Never Say Never Again, Day Five

West Lafayette, Indiana to Muncie, Indiana: 112 Miles

Published on Sunday, October 2, 2016

After a breakfast of Ale-8 and chocolate milk, I made my way through West Lafayette and then Lafayette, first on quiet neighborhood streets, then a bike path, and then on what was, surprisingly for so early on a Sunday morning, a couple of miles of unpleasantly busy highway, before reaching the super-quiet country roads I favor.

I biked for several miles along Wildcat Creek, on a narrow road that alternated between gravel and chip seal. After a side trip to check out a covered bridge, there was a long, fast ride on Judson Road which took me to the northern edge of Kokomo, where I stopped in a park and ate approximately ten granola bars.

It was noon now, and the sun had finally burned off the morning haze. It was a nice, mostly flat ride to Greentown (population, 2,415.) After lunch at Subway, I walked around the downtown, which was pleasant enough, then got back on the road. A half mile out of town I stopped to take a picture, and a friendly local woman pulled over and greeted me: “Welcome to Greentown!”

There were miles and miles of smooth, paved country roads after Greentown. I glimpsed a recumbent cyclist in the distance, pushed myself to catch him, and was not surprised to find that the recumbent cyclist was an older, bearded man. In my years of chasing down recumbents, I have found that approximately 90% of their riders are older men, and 90% of those older men have beards.

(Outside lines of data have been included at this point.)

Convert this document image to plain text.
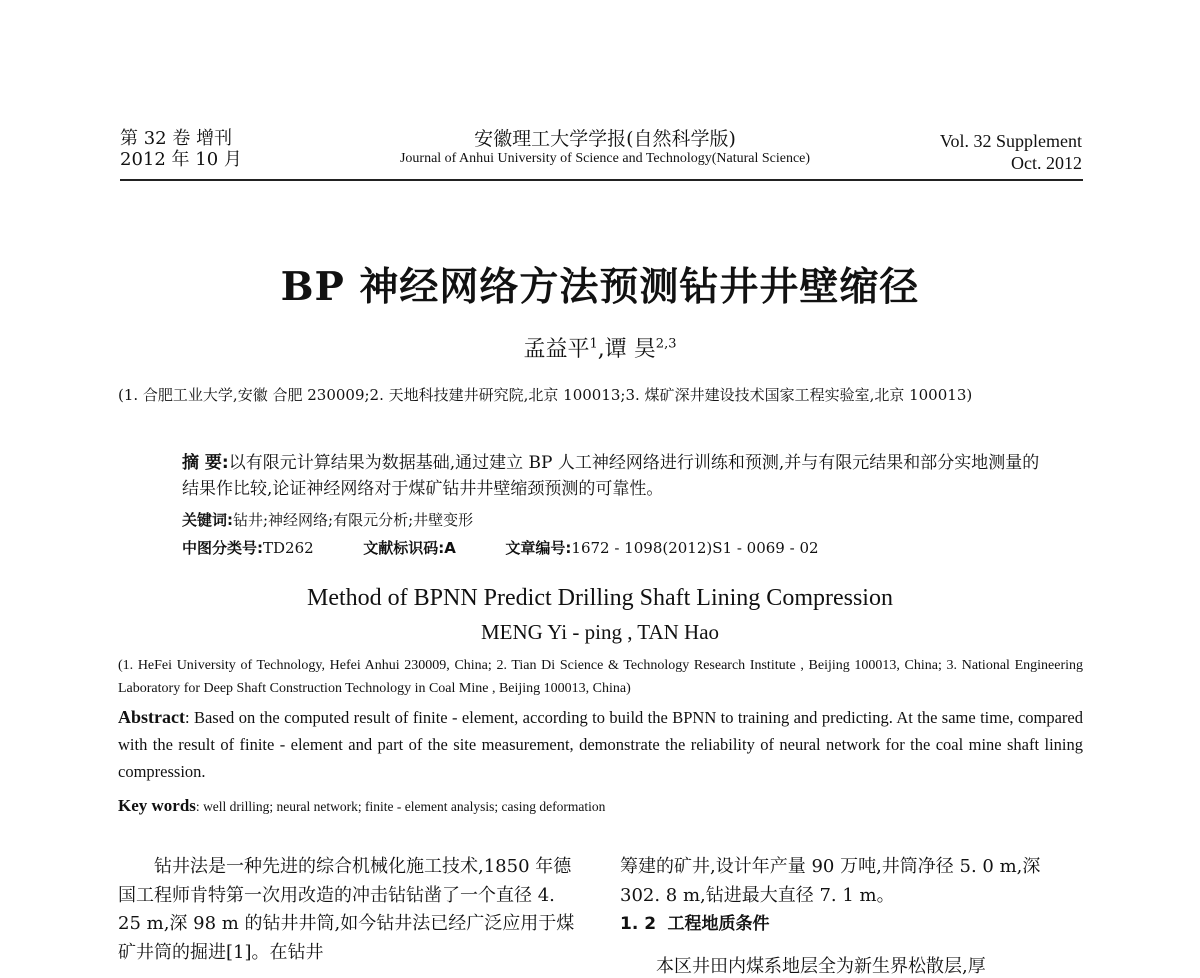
第 32 卷 增刊
2012 年 10 月
安徽理工大学学报(自然科学版)
Journal of Anhui University of Science and Technology(Natural Science)
Vol. 32 Supplement
Oct. 2012
BP 神经网络方法预测钻井井壁缩径
孟益平$^1$,谭 昊$^{2,3}$
(1. 合肥工业大学,安徽 合肥 230009;2. 天地科技建井研究院,北京 100013;3. 煤矿深井建设技术国家工程实验室,北京 100013)
摘 要:以有限元计算结果为数据基础,通过建立 BP 人工神经网络进行训练和预测,并与有限元结果和部分实地测量的结果作比较,论证神经网络对于煤矿钻井井壁缩颈预测的可靠性。
关键词:钻井;神经网络;有限元分析;井壁变形
中图分类号:TD262	文献标识码:A	文章编号:1672 - 1098(2012)S1 - 0069 - 02
Method of BPNN Predict Drilling Shaft Lining Compression
MENG Yi - ping , TAN Hao
(1. HeFei University of Technology, Hefei Anhui 230009, China; 2. Tian Di Science & Technology Research Institute , Beijing 100013, China; 3. National Engineering Laboratory for Deep Shaft Construction Technology in Coal Mine , Beijing 100013, China)
Abstract: Based on the computed result of finite - element, according to build the BPNN to training and predicting. At the same time, compared with the result of finite - element and part of the site measurement, demonstrate the reliability of neural network for the coal mine shaft lining compression.
Key words: well drilling; neural network; finite - element analysis; casing deformation
钻井法是一种先进的综合机械化施工技术,1850 年德国工程师肯特第一次用改造的冲击钻钻凿了一个直径 4. 25 m,深 98 m 的钻井井筒,如今钻井法已经广泛应用于煤矿井筒的掘进[1]。在钻井
筹建的矿井,设计年产量 90 万吨,井筒净径 5. 0 m,深 302. 8 m,钻进最大直径 7. 1 m。
1. 2 工程地质条件
本区井田内煤系地层全为新生界松散层,厚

After several miles on Wheeling Pike, curvier than most roads on this tour, I arrived in Matthews (population 596) and stopped in a convenience store where the young male clerk was unashamedly singing along, very badly, to “Hotel California” on the radio.

Five more miles of country road later, I reached Gaston (population 871), where the only thing of interest was the northern terminus of the Cardinal Greenway, a paved bike path that would take me all the way to (and through) Muncie. The only thing worth noting on the 12 or so miles to Muncie were several jet-black squirrels that darted across the path. These were the first and only black squirrels I saw on this tour. Actually, I’m not sure if I’ve ever seen black squirrels before.

An Olive Garden restaurant immediately adjacent to the bike path heralded my arrival in Muncie (population 70,000.) I have seldom been more happy to have a bike path on which to to ride, since it would have been a nightmarish trip through the car-clogged, ugly suburban sprawl of the city without the path.

I was hungry again now, but didn’t stop for food because it was getting late. My original, overly ambitious plan was to get several miles outside of the city and camp in a state park, but I didn’t have enough daylight left to do a 120 mile day, so I stopped at a bed and breakfast a mile off the path.

The B&B was a slightly quirky place, run by an even more quirky couple. The gray-ponytailed husband was in his 70s, and, he quickly informed me for no apparent reason, his wife was 40 years younger. They had a ten-year-old daughter who was running around the B&B, and although the man was something of a bullshitter, and later told me several hard-to-believe stories from his time in the military, I had to give him credit for having the gumption to be the parent of a rowdy child at his age.

I was at least five miles from any store or restaurant, and I only had a few snacks left, but the nice lady brought me a huge bowl of popcorn, chocolate pudding, plums, cheese and apples from their kitchen. That was dinner.